Jonathan Clements was a longtime personal finance columnist for The Wall Street Journal, and he offers great advice at the best price you can get (free) on his blog Humble Dollar. Here is one piece of advice from his site:
“PUT RETIREMENT FIRST. Are you socking away at least 12% of your pretax income toward retirement, including any matching contribution to your employer’s retirement plan? To amass enough for retirement, you may need to throttle back other financial ambitions, including the size of the house you buy and how much you help your kids with college costs.”
This advice is about two things, savings rate and priorities. First, let’s tackle savings rate.
One of the seminal moments in my financial life occurred when I read the book The Automatic Millionaire by David Bach. In that book was a table that said something like this:
- If you want to be poor and work your entire life, save < 10 percent of your gross or pre-tax income.
- If you want to be normal and retire at a traditional age, save 10-20 percent of your gross or pre-tax income.
- If you want to be rich and retire early, save 20 percent or more of your gross or pre-tax income.
You can probably guess how my story ended…I saved 20 percent. Then I increased by 1 percent every 1-3 months until I hit 30 percent, which has been my savings rate ever since. This is probably the #1 reason I am financially independent. The #2 reason is the value of my military pension.

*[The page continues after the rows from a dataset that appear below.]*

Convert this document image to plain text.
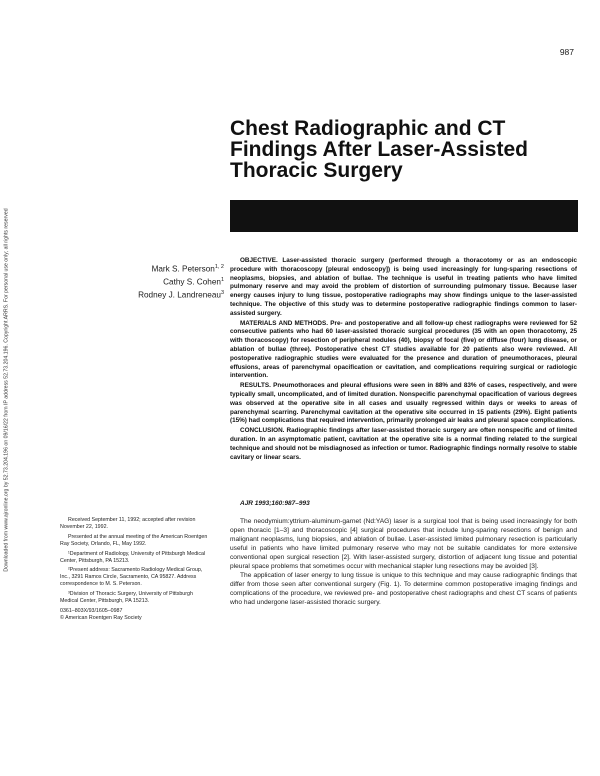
Downloaded from www.ajronline.org by 52.73.204.196 on 09/16/22 from IP address 52.73.204.196. Copyright ARRS. For personal use only; all rights reserved
987
Chest Radiographic and CT
Findings After Laser-Assisted
Thoracic Surgery
Mark S. Peterson$^{1, 2}$
Cathy S. Cohen$^1$
Rodney J. Landreneau$^3$

OBJECTIVE. Laser-assisted thoracic surgery (performed through a thoracotomy or as an endoscopic procedure with thoracoscopy [pleural endoscopy]) is being used increasingly for lung-sparing resections of neoplasms, biopsies, and ablation of bullae. The technique is useful in treating patients who have limited pulmonary reserve and may avoid the problem of distortion of surrounding pulmonary tissue. Because laser energy causes injury to lung tissue, postoperative radiographs may show findings unique to the laser-assisted technique. The objective of this study was to determine postoperative radiographic findings common to laser-assisted surgery.

MATERIALS AND METHODS. Pre- and postoperative and all follow-up chest radiographs were reviewed for 52 consecutive patients who had 60 laser-assisted thoracic surgical procedures (35 with an open thoracotomy, 25 with thoracoscopy) for resection of peripheral nodules (40), biopsy of focal (five) or diffuse (four) lung disease, or ablation of bullae (three). Postoperative chest CT studies available for 20 patients also were reviewed. All postoperative radiographic studies were evaluated for the presence and duration of pneumothoraces, pleural effusions, areas of parenchymal opacification or cavitation, and complications requiring surgical or radiologic intervention.

RESULTS. Pneumothoraces and pleural effusions were seen in 88% and 83% of cases, respectively, and were typically small, uncomplicated, and of limited duration. Nonspecific parenchymal opacification of various degrees was observed at the operative site in all cases and usually regressed within days or weeks to areas of parenchymal scarring. Parenchymal cavitation at the operative site occurred in 15 patients (29%). Eight patients (15%) had complications that required intervention, primarily prolonged air leaks and pleural space complications.

CONCLUSION. Radiographic findings after laser-assisted thoracic surgery are often nonspecific and of limited duration. In an asymptomatic patient, cavitation at the operative site is a normal finding related to the surgical technique and should not be misdiagnosed as infection or tumor. Radiographic findings normally resolve to stable cavitary or linear scars.

AJR 1993;160:987–993

The neodymium:yttrium-aluminum-garnet (Nd:YAG) laser is a surgical tool that is being used increasingly for both open thoracic [1–3] and thoracoscopic [4] surgical procedures that include lung-sparing resections of benign and malignant neoplasms, lung biopsies, and ablation of bullae. Laser-assisted limited pulmonary resection is particularly useful in patients who have limited pulmonary reserve who may not be suitable candidates for more extensive conventional open surgical resection [2]. With laser-assisted surgery, distortion of adjacent lung tissue and potential pleural space problems that sometimes occur with mechanical stapler lung resections may be avoided [3].

The application of laser energy to lung tissue is unique to this technique and may cause radiographic findings that differ from those seen after conventional surgery (Fig. 1). To determine common postoperative imaging findings and complications of the procedure, we reviewed pre- and postoperative chest radiographs and chest CT scans of patients who had undergone laser-assisted thoracic surgery.

Received September 11, 1992; accepted after revision November 22, 1992.

Presented at the annual meeting of the American Roentgen Ray Society, Orlando, FL, May 1992.

¹Department of Radiology, University of Pittsburgh Medical Center, Pittsburgh, PA 15213.

²Present address: Sacramento Radiology Medical Group, Inc., 3291 Ramos Circle, Sacramento, CA 95827. Address correspondence to M. S. Peterson.

³Division of Thoracic Surgery, University of Pittsburgh Medical Center, Pittsburgh, PA 15213.

0361–803X/93/1605–0987

© American Roentgen Ray Society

As Mr. Clements discusses, when you put retirement first it isn’t just about your savings rate, though. It is also about priorities.
You can’t borrow money to retire, therefore you need to max out your retirement savings before you start saving money for your kids’ education.
You need to max out your retirement savings before you buy a house that is larger than you really need.
You need to max out your retirement savings before you pay for private school.
You need to max out your retirement savings before you purchase a new car or a used luxury car.
It’s your life and it’s your retirement. Get your priorities straight and make retirement your #1 financial priority.